Il cuore aumentò il battito. Non quella sera. Non tra tutte proprio quella. Lo cercai ovunque, nonostante sapessi che non era in casa. Perché ero sicura che avesse seguito Lotte. E io sapevo che mia cugina aveva deciso di partecipare al rito.

-Julien, bada a Rose

-Non vorrai andare là fuori- mi venne vicino.

-Qualcuno deve farlo- gli appoggiai le mani sulle spalle.

-Nessuno farà del male ad Adam- ma era solo il suo disperato tentativo di trattenermi.

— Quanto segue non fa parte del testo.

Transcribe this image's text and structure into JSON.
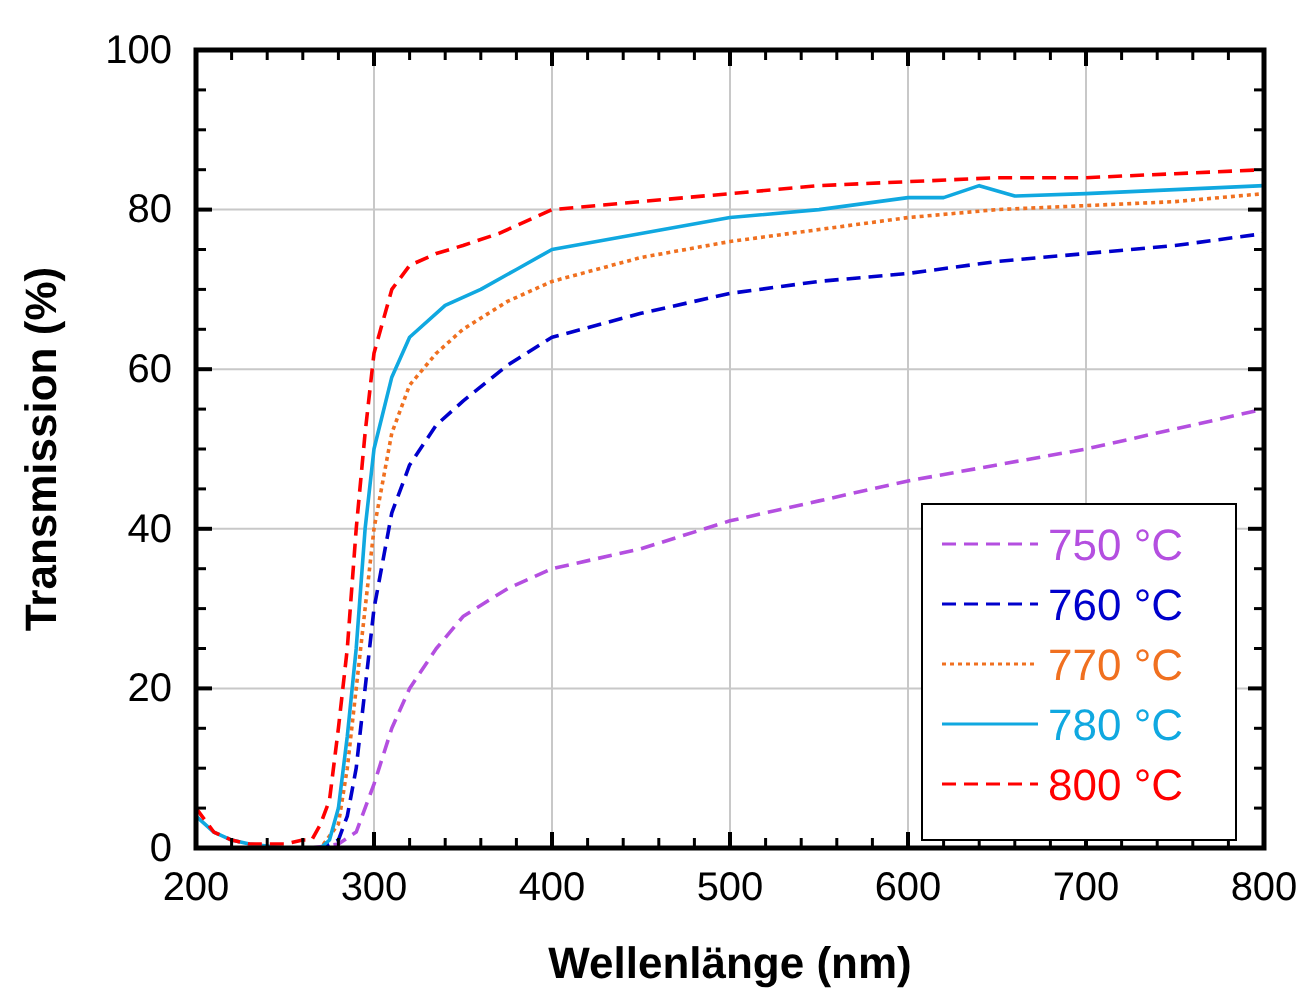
{
  "chart_data": {
    "type": "line",
    "xlabel": "Wellenlänge (nm)",
    "ylabel": "Transmission (%)",
    "xlim": [
      200,
      800
    ],
    "xticks": [
      200,
      300,
      400,
      500,
      600,
      700,
      800
    ],
    "ylim": [
      0,
      100
    ],
    "yticks": [
      0,
      20,
      40,
      60,
      80,
      100
    ],
    "grid": true,
    "legend": "bottom right",
    "marker": "none",
    "series": [
      {
        "name": "750 °C",
        "color": "#b44fe0",
        "line_style": "dashed",
        "x": [
          265,
          280,
          290,
          300,
          310,
          320,
          335,
          350,
          375,
          400,
          450,
          500,
          550,
          600,
          650,
          700,
          750,
          800
        ],
        "values": [
          0,
          0.5,
          2,
          8,
          15,
          20,
          25,
          29,
          32.5,
          35,
          37.5,
          41,
          43.5,
          46,
          48,
          50,
          52.5,
          55
        ]
      },
      {
        "name": "760 °C",
        "color": "#0000cc",
        "line_style": "dashed",
        "x": [
          255,
          270,
          280,
          285,
          290,
          295,
          300,
          310,
          320,
          335,
          350,
          375,
          400,
          450,
          500,
          550,
          600,
          650,
          700,
          750,
          800
        ],
        "values": [
          0,
          0,
          1,
          4,
          10,
          20,
          30,
          42,
          48,
          53,
          56,
          60.5,
          64,
          67,
          69.5,
          71,
          72,
          73.5,
          74.5,
          75.5,
          77
        ]
      },
      {
        "name": "770 °C",
        "color": "#f07020",
        "line_style": "dotted",
        "x": [
          250,
          270,
          280,
          285,
          290,
          295,
          300,
          310,
          320,
          335,
          350,
          375,
          400,
          450,
          500,
          550,
          600,
          650,
          700,
          750,
          800
        ],
        "values": [
          0,
          0,
          3,
          10,
          20,
          30,
          40,
          52,
          58,
          62,
          65,
          68.5,
          71,
          74,
          76,
          77.5,
          79,
          80,
          80.5,
          81,
          82
        ]
      },
      {
        "name": "780 °C",
        "color": "#10a8e0",
        "line_style": "solid",
        "x": [
          200,
          210,
          220,
          230,
          250,
          270,
          275,
          280,
          285,
          290,
          295,
          300,
          310,
          320,
          340,
          360,
          380,
          400,
          450,
          500,
          550,
          600,
          620,
          640,
          660,
          700,
          750,
          800
        ],
        "values": [
          4,
          2,
          1,
          0.5,
          0,
          0,
          1,
          5,
          14,
          25,
          40,
          50,
          59,
          64,
          68,
          70,
          72.5,
          75,
          77,
          79,
          80,
          81.5,
          81.5,
          83,
          81.7,
          82,
          82.5,
          83
        ]
      },
      {
        "name": "800 °C",
        "color": "#ff0000",
        "line_style": "dashed",
        "x": [
          200,
          210,
          220,
          230,
          250,
          260,
          265,
          270,
          275,
          280,
          285,
          290,
          295,
          300,
          310,
          320,
          335,
          350,
          370,
          385,
          400,
          450,
          500,
          550,
          600,
          650,
          700,
          750,
          800
        ],
        "values": [
          5,
          2,
          1,
          0.5,
          0.5,
          1,
          1,
          3,
          6,
          15,
          25,
          40,
          52,
          62,
          70,
          73,
          74.5,
          75.5,
          77,
          78.5,
          80,
          81,
          82,
          83,
          83.5,
          84,
          84,
          84.5,
          85
        ]
      }
    ]
  }
}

-Io devo andare- sussurrai.

Julien si rattristò, poi annuì. –Torna

Dopo un breve indugio lo trassi a me e gli stampai un enorme bacio sulla fronte. Julien si aggrappò a me. Io lo strinsi. Era come se lo avessi tenuto in pancia nove mesi, compresi. Julien era mio figlio. –Certo che torno, ma mentre non ci sono bada a Rose- gli ricordai.

-Certo, ma tu stai attenta-

-Non ti preoccupare- sciolsi l'abbraccio, mi voltai e mi diressi verso la notte scura.

Fui accolta dal vento. Un vento gelido e tagliente, che feriva la pelle e graffiava l'anima. Ero abbastanza certa che Adam fosse uscito per cercare Lotte. La cosa m'innervosì. Non comprendevo il legame tra di loro. Non capivo perché Lotte s'impegnasse tanto per portarmelo via. O forse sì, un po' lo capivo. Il nostro rapporto era sempre stato così, dopotutto.

Le strade erano deserte. Dove poteva essere gli abitanti dell'isola? E soprattutto dov'era Adam?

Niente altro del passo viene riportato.